Всем семейством чинно тронулись в храм. Впереди — девчонки, потом — Алимова жена и снохи, затем Алим и Ермак, а за ними — казаки. Улица полыхала оранжевыми тулупами, пестротою шалей, искрилась инеем на шапках и меховых опушках...
В храмах — и богатых кремлевских, и в малых, стоящих чуть не на каждой улице, еще закопченных, с голыми стенами и бедными иконостасами, — соловьями заливались певчие, рычали басы, и запах ладана рождал ощущение праздника и безусловной победы над всеми супротивными...
Возвращались из церкви в самый полдень, когда солнце, отраженное сугробами, слепило и даже пригревало, садились за широкие столы чинно и степенно, а столы ломились от жареных поросят и от плоток утиных, гусиных, от куропаток и тетеревов...
— Ну, брат Алим, живешь по-царски! — похвалил Ермак хозяина.

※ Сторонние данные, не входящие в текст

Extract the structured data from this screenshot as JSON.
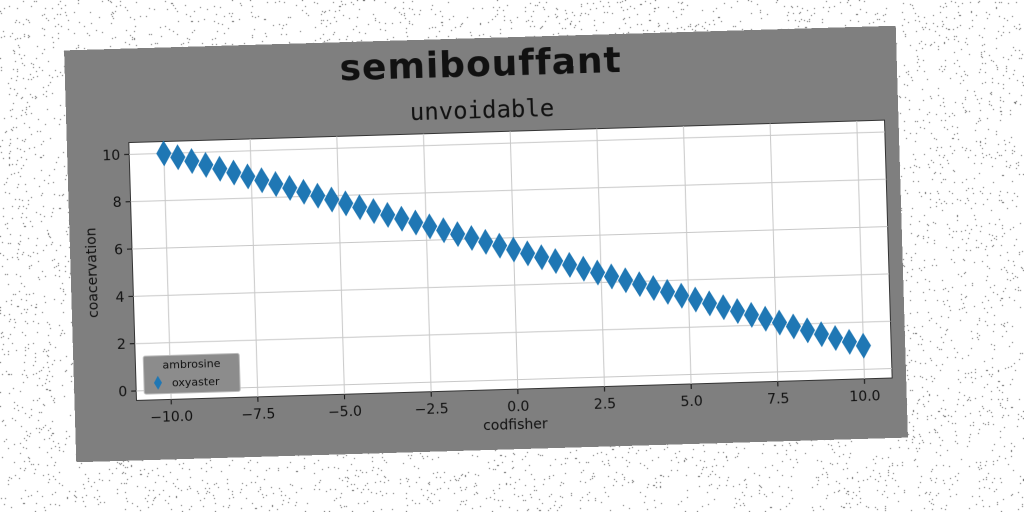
{
  "colors": {
    "figure_background": "#7f7f7f",
    "plot_background": "#ffffff",
    "grid": "#c8c8c8",
    "series": "#1f77b4",
    "legend_background": "#8c8c8c"
  },
  "chart_data": {
    "type": "scatter",
    "title": "semibouffant",
    "subtitle": "unvoidable",
    "xlabel": "codfisher",
    "ylabel": "coacervation",
    "xlim": [
      -11.0,
      10.8
    ],
    "ylim": [
      -0.4,
      10.5
    ],
    "xticks": [
      -10.0,
      -7.5,
      -5.0,
      -2.5,
      0.0,
      2.5,
      5.0,
      7.5,
      10.0
    ],
    "xtick_labels": [
      "−10.0",
      "−7.5",
      "−5.0",
      "−2.5",
      "0.0",
      "2.5",
      "5.0",
      "7.5",
      "10.0"
    ],
    "yticks": [
      0,
      2,
      4,
      6,
      8,
      10
    ],
    "ytick_labels": [
      "0",
      "2",
      "4",
      "6",
      "8",
      "10"
    ],
    "grid": true,
    "marker": "thin-diamond",
    "legend": {
      "title": "ambrosine",
      "placement": "lower-left",
      "entries": [
        "oxyaster"
      ]
    },
    "series": [
      {
        "name": "oxyaster",
        "x": [
          -10.0,
          -9.6,
          -9.2,
          -8.8,
          -8.4,
          -8.0,
          -7.6,
          -7.2,
          -6.8,
          -6.4,
          -6.0,
          -5.6,
          -5.2,
          -4.8,
          -4.4,
          -4.0,
          -3.6,
          -3.2,
          -2.8,
          -2.4,
          -2.0,
          -1.6,
          -1.2,
          -0.8,
          -0.4,
          0.0,
          0.4,
          0.8,
          1.2,
          1.6,
          2.0,
          2.4,
          2.8,
          3.2,
          3.6,
          4.0,
          4.4,
          4.8,
          5.2,
          5.6,
          6.0,
          6.4,
          6.8,
          7.2,
          7.6,
          8.0,
          8.4,
          8.8,
          9.2,
          9.6,
          10.0
        ],
        "y": [
          10.0,
          9.82,
          9.64,
          9.46,
          9.28,
          9.1,
          8.92,
          8.74,
          8.56,
          8.38,
          8.2,
          8.02,
          7.84,
          7.66,
          7.48,
          7.3,
          7.12,
          6.94,
          6.76,
          6.58,
          6.4,
          6.22,
          6.04,
          5.86,
          5.68,
          5.5,
          5.32,
          5.14,
          4.96,
          4.78,
          4.6,
          4.42,
          4.24,
          4.06,
          3.88,
          3.7,
          3.52,
          3.34,
          3.16,
          2.98,
          2.8,
          2.62,
          2.44,
          2.26,
          2.08,
          1.9,
          1.72,
          1.54,
          1.36,
          1.18,
          1.0
        ]
      }
    ]
  }
}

Трапезовали обильно. Запивали квасами многоразличными и медами ставлеными. Чуть прихмелились от обильной еды и питья, отвалились от стола после благодарственной молитвы. Вот тут-то и настал торжественный момент. Казак принес переметную суму атамана, и Ермак стал доставать оттуда шали, полушалки, головные заморские платки, набрасывал на плечи всем многочисленным женщинам и девушкам семейства Алима, всех троекратно целовал, щекоча кудрявой бородой. Наконец, когда все зардевшиеся женщины и хихикающие девчонки вновь расселись по лавкам, а посреди горницы остался один Якимка, в новой рубашке до колен и в новых расписных сафьяновых сапожках, с огорченным от несбывшихся ожиданий лицом, Ермак спросил казака:
— Все, что ль, подарки?
— Все! — ответил казак, показывая пустую суму.
Якимка, подавив тяжелый вздох, грустно понурил
голову, пошел к бабушке и притулился к ее боку.
— Вот, — сказал Ермак, провожая его глазами. — Вот он, казак истинный, как обиду терпит! Ни тебе словечушком, ни вздохом. Вот, сестры, глядите на братишку и учитесь — дому голова и надежа растет. Вот он, хозяин и защитник! Ходи сюды, Якимушка! Ходи, мой родной! Да нешто я свово крестника забуду!? А это вот кому?
Он достал из-за пазухи сверток.
— Да что же у нас тута такое? Якимушка, как думаешь?
— Не знаю! - задохнувшись от счастья, ответил мальчонка.
— Вот вы все спали, а я по-стариковски не спал — караул держал. Вот слышу ночью, топ-топ-топ — лисичка бежит. Унюхала, что баушка всякой всячины наготовила — своровать решила. А я изловчился, ее за хвост — хвать! Она ну вырываться, ну проситься: «Пусти меня, казак, к малым детушкам!» — «Какой за себя выкуп дашь?» — «Поймала я лебедя, поймала я белого, в темнице держу. Если ты меня отпустишь, и я лебедя отпущу...»
— Лебедь — казак, наша птица, надоть выкупить, — солидно сказал Якимка.
— И я так думаю! Отпустил я лисичку, а утром: тук-тук-тук... В окно лебедь стучится...
— Жареный? — не выдержал есаул и заржал. — Ну, атаман, мастак сказки складывать.